All endpoints accept `profile` parameter (default `fips-local`) and return `output_hash`, `input_digest`, and `citations` for verification.
## 9) Observability
- Metrics: `advisory_ai_requests_total{profile,type}`, `advisory_ai_latency_seconds`, `advisory_ai_validation_failures_total`.
- Logs: include `output_hash`, `input_digest`, `profile`, `model_id`, `tenant`, `artifacts`. Sensitive context is not logged.
- Traces: spans for retrieval, prompt assembly, model inference, validation, cache write.
## 10) Operational controls
- Feature flags per tenant (`ai.summary.enabled`, `ai.remediation.enabled`).
- Rate limits (per tenant, per profile) enforced by Orchestrator to prevent runaway usage.
- Offline/air-gapped deployments run local models packaged with Offline Kit; model weights validated via manifest digests.
## 11) Hosting surfaces
- **WebService** — exposes `/v1/advisory-ai/pipeline/{task}` to materialise plans and enqueue execution messages.
- **Worker** — background service draining the advisory pipeline queue (file-backed stub) pending integration with shared transport.
- Both hosts register `AddAdvisoryAiCore`, which wires the SBOM context client, deterministic toolset, pipeline orchestrator, and queue metrics.
- SBOM base address + tenant metadata are configured via `AdvisoryAI:SbomBaseAddress` and propagated through `AddSbomContext`.
## 12) QA harness & determinism (Sprint 110 refresh)
- **Injection fixtures:** `src/AdvisoryAI/__Tests/StellaOps.AdvisoryAI.Tests/TestData/prompt-injection-fixtures.txt` drives `AdvisoryGuardrailInjectionTests`, ensuring blocked phrases (`ignore previous instructions`, `override the system prompt`, etc.) are rejected with redaction counters, preventing prompt-injection regressions.
- **Golden prompts:** `summary-prompt.json` now pairs with `conflict-prompt.json`; `AdvisoryPromptAssemblerTests` load both to enforce deterministic JSON payloads across task types and verify vector preview truncation (600 characters + ellipsis) keeps prompts under the documented perf ceiling.
- **Plan determinism:** `AdvisoryPipelineOrchestratorTests` shuffle structured/vector/SBOM inputs and assert cache keys + metadata remain stable, proving that seeded plan caches stay deterministic even when retrievers emit out-of-order results.
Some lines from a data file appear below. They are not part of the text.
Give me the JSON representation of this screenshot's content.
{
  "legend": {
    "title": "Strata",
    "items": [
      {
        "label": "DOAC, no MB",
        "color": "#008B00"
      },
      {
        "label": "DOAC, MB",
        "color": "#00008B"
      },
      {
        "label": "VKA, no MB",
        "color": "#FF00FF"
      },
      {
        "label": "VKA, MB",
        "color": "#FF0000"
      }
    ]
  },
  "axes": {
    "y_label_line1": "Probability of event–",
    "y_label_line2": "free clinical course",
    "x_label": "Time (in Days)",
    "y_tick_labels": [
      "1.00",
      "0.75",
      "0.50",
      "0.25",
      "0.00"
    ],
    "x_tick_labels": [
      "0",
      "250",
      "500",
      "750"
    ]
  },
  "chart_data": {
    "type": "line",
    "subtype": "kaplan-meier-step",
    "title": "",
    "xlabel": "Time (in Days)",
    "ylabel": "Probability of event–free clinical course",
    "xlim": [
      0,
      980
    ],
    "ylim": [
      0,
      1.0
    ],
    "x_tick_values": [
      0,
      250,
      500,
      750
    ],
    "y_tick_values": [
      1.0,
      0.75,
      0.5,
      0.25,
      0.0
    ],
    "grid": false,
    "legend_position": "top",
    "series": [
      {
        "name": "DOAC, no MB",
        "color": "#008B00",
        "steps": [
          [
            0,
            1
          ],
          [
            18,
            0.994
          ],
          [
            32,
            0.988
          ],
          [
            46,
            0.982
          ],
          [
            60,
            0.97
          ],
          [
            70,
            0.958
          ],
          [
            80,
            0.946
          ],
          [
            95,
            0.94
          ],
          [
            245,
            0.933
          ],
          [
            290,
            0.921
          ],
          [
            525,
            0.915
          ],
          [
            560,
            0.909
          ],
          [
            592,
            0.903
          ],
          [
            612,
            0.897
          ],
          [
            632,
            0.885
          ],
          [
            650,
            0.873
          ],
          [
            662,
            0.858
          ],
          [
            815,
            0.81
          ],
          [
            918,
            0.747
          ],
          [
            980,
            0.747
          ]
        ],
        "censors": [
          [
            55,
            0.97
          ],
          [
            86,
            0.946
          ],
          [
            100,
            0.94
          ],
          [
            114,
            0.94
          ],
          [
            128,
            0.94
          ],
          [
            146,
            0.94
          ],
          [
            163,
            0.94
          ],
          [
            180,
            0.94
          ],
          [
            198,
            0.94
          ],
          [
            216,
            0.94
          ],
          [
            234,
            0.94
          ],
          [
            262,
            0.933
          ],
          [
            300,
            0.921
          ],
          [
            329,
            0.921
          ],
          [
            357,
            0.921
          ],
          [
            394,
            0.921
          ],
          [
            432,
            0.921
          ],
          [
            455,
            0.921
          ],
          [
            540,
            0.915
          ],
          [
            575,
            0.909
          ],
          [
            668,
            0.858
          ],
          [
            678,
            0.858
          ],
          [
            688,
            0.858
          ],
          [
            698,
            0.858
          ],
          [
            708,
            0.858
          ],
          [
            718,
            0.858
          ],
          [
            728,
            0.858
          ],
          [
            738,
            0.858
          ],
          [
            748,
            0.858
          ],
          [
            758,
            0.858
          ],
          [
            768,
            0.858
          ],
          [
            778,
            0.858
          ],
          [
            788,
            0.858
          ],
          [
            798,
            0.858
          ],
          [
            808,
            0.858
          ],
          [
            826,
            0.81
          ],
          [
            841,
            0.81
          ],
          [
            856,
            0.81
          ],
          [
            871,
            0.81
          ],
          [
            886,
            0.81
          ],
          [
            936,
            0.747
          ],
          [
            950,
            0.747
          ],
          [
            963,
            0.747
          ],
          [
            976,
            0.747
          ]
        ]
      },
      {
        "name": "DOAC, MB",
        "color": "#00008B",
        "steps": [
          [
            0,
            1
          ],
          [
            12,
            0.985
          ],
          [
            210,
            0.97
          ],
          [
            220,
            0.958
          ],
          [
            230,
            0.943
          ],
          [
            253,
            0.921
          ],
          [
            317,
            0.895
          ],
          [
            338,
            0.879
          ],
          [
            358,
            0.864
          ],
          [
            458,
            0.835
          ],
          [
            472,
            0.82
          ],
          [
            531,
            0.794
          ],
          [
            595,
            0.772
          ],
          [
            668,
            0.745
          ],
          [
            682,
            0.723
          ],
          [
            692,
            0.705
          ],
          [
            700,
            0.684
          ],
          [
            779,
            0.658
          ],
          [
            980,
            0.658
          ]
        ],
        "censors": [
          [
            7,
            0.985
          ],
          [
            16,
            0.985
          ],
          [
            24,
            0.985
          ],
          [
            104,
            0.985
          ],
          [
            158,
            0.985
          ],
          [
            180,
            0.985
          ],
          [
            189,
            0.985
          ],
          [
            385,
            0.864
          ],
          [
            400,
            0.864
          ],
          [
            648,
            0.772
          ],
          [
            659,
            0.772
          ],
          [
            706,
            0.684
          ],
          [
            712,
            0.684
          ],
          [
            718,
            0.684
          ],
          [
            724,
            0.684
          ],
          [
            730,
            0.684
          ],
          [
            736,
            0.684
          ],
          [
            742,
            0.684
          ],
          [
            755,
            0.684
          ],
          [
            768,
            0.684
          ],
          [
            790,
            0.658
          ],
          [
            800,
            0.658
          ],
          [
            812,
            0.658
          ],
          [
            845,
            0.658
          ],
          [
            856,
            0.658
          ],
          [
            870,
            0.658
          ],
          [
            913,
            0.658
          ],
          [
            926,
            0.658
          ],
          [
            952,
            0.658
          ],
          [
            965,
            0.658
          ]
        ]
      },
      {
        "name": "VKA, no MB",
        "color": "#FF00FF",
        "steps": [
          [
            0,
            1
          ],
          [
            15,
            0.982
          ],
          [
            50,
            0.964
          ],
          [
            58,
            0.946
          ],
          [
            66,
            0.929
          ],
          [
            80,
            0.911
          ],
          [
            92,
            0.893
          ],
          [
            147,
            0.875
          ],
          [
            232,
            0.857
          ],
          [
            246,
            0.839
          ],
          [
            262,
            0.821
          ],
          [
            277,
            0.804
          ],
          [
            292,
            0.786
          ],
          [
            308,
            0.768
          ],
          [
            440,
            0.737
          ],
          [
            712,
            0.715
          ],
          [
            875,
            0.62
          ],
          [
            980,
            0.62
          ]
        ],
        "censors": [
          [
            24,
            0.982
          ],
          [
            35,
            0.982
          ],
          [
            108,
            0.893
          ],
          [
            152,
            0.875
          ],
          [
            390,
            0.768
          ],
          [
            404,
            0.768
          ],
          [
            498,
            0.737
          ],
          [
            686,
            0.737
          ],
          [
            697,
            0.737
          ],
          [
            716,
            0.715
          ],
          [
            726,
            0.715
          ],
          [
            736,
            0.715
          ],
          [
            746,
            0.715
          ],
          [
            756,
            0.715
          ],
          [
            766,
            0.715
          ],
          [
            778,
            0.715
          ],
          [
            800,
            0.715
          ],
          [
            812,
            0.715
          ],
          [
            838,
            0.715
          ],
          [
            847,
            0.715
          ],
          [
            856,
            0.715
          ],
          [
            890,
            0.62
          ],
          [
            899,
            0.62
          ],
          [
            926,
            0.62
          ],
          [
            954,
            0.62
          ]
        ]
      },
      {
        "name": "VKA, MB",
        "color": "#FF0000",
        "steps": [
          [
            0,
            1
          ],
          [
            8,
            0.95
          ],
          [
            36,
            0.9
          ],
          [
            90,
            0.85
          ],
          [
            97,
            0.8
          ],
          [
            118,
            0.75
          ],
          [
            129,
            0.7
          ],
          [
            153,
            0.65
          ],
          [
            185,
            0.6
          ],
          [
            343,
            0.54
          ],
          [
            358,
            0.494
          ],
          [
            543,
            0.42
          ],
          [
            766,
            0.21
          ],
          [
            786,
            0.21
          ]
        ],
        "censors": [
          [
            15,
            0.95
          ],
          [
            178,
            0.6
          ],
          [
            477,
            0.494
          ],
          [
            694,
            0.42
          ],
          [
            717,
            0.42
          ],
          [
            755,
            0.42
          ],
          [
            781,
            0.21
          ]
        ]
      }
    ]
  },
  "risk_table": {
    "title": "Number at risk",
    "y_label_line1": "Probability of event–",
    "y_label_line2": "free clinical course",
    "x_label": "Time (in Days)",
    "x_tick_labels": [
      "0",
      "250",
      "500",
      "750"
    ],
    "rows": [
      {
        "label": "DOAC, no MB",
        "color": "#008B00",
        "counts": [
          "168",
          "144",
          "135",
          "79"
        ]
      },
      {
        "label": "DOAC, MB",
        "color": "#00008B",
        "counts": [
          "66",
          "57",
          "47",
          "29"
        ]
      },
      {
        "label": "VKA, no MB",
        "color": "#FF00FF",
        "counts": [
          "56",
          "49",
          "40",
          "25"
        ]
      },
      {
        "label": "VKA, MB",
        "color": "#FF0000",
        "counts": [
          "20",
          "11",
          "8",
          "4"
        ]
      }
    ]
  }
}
- **Execution telemetry:** `AdvisoryPipelineExecutorTests` exercise partial citation coverage (target ≥0.5 when only half the structured chunks are cited) so `advisory_ai_citation_coverage_ratio` reflects real guardrail quality.
- **Plan cache stability:** `AdvisoryPlanCacheTests` now seed the in-memory cache with a fake time provider to confirm TTL refresh when plans are replaced, guaranteeing reproducible eviction under air-gapped runs.
## 13) Deployment profiles, scaling, and remote inference
- **Local inference containers.** `advisory-ai-web` exposes the API/plan cache endpoints while `advisory-ai-worker` drains the queue and executes prompts. Both containers mount the same RWX volume that hosts three deterministic paths: `/var/lib/advisory-ai/queue`, `/var/lib/advisory-ai/plans`, `/var/lib/advisory-ai/outputs`. Compose bundles create named volumes (`advisory-ai-{queue,plans,outputs}`) and the Helm chart mounts the `stellaops-advisory-ai-data` PVC so web + worker remain in lockstep.
- **Remote inference toggle.** Set `AdvisoryAI:Inference:Mode` (env: `ADVISORYAI__AdvisoryAI__Inference__Mode`) to `Remote` when you want prompts to be executed by an external inference tier. Provide `AdvisoryAI:Inference:Remote:BaseAddress` and, optionally, `...:ApiKey`. When remote calls fail the executor falls back to the sanitized prompt and sets `inference.fallback_*` metadata so CLI/Console surface a warning.
- **Scalability.** Start with 1 web replica + 1 worker for up to ~10 requests/minute. For higher throughput, scale `advisory-ai-worker` horizontally; each worker is CPU-bound (2 vCPU / 4GiB RAM recommended) while the web front end is I/O-bound (1 vCPU / 1GiB). Because the queue/plan/output stores are content-addressed files, ensure the shared volume delivers ≥500IOPS and <5ms latency; otherwise queue depth will lag.
- **Offline & air-gapped stance.** The Compose/Helm manifests avoid external network calls by default and the Offline Kit now publishes the `advisory-ai-web` and `advisory-ai-worker` images alongside their SBOMs/provenance. Operators can rehydrate the RWX volume from the kit to pre-prime cache directories before enabling the service.